After play concluded, replays of the game were presented while participants were asked to recall and provide continuous ratings of their valence experiences using a nine-point slider-type affect rating dial30. Participants responded using a mouse, and the coordinates of the mouse were recorded.

Facial EMG recording

Facial EMG data from participants’ left-side CS and ZM muscles were recorded using the same wearable device used in Experiment 1.

Data analysis

Preprocessing for EMG data was conducted in the same way as in Experiment 1 except that we did not create baseline periods, we removed some artifact trials, and we did not perform baseline correction. The EMG data were recorded during the whole period (i.e., from the start to the end of the replay) for each frame. Because we did not control participants’ behaviors during games, there were no clear baseline periods. One of the authors blindly checked the video data and removed as artifacts the data from several time points during which participants touched the glasses/wearable devices, made bodily movements that moved the wearable devices, or made mouth movements related to muttering (total, 6.5%).
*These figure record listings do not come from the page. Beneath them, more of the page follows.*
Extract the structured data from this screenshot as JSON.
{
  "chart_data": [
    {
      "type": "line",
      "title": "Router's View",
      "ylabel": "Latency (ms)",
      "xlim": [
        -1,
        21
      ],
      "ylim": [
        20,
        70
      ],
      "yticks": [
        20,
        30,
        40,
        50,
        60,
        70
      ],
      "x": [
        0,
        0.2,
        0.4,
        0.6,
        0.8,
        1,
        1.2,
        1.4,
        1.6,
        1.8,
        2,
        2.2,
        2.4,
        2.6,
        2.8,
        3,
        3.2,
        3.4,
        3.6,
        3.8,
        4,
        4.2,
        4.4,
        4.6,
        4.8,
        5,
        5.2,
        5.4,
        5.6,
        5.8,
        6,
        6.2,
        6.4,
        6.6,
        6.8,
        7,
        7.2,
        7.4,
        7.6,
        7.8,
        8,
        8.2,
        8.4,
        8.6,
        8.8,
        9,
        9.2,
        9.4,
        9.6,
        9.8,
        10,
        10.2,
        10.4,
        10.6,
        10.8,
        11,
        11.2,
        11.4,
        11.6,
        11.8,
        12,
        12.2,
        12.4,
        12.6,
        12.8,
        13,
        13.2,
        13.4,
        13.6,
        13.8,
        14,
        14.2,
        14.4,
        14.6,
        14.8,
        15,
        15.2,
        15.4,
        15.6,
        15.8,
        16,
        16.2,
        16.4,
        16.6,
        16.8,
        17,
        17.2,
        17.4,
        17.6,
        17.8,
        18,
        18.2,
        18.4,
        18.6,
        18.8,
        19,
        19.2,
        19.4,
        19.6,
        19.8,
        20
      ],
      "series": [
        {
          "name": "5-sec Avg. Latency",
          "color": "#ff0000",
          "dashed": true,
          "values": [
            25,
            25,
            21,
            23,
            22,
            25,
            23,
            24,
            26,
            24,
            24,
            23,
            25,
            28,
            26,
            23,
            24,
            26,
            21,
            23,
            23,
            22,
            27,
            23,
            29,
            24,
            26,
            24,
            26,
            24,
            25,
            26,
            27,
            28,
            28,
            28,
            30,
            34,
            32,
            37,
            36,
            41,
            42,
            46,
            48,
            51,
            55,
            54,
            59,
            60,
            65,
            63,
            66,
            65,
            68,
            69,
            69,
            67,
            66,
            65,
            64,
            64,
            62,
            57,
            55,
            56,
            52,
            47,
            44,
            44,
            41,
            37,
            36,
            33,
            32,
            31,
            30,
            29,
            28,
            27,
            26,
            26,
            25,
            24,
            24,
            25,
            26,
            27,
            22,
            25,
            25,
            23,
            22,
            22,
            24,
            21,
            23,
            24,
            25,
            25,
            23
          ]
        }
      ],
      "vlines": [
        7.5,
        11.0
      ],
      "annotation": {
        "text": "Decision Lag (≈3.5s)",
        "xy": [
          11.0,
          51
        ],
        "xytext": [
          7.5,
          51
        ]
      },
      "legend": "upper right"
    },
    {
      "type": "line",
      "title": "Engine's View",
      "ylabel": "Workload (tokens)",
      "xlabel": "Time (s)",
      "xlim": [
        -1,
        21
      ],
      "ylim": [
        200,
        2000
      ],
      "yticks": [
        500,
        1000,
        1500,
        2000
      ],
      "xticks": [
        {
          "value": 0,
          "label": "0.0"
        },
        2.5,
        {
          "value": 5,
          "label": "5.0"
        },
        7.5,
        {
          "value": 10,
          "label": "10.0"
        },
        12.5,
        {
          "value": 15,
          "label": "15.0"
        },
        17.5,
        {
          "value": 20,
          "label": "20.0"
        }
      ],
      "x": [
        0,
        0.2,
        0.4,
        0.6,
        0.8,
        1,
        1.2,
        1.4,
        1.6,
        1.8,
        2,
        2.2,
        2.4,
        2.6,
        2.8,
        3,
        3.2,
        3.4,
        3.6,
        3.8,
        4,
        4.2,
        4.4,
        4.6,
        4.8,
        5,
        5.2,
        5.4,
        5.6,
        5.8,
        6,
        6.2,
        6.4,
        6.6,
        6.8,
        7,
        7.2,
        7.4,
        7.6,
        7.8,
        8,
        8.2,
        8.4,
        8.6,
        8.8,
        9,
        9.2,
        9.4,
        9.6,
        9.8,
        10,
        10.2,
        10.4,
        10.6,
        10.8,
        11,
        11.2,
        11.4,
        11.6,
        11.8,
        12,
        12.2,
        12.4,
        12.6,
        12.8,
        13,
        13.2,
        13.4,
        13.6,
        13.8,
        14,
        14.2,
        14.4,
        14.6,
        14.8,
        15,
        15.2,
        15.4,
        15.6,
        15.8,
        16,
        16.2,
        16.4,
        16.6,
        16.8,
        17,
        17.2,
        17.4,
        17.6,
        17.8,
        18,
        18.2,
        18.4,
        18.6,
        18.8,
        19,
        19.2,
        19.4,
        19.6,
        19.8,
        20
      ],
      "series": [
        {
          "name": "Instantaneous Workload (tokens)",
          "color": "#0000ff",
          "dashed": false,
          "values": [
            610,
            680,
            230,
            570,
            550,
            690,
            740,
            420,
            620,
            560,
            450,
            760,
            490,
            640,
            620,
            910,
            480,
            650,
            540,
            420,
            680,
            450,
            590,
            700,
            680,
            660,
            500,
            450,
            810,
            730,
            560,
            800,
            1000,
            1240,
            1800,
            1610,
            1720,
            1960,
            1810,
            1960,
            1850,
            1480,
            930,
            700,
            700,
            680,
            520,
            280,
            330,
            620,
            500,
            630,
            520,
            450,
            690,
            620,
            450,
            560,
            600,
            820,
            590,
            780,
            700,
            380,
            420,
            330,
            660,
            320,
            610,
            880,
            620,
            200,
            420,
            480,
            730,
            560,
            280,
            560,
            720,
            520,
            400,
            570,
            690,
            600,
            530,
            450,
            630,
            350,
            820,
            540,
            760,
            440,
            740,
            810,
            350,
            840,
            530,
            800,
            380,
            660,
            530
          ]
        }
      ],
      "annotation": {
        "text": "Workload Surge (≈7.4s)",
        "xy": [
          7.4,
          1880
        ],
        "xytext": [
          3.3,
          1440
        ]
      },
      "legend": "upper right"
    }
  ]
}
For each frame, the data were rectified and averaged in intervals of 1000 ms without baseline corrections.

Statistical analyses were also identical to those performed in Experiment 1. To depict the grand-mean second-by-second ratings and facial EMG data, we calculated means and SEs across all frames for all participants. The end point (i.e., 39 s) for figures was determined to cover 90% of the total frames.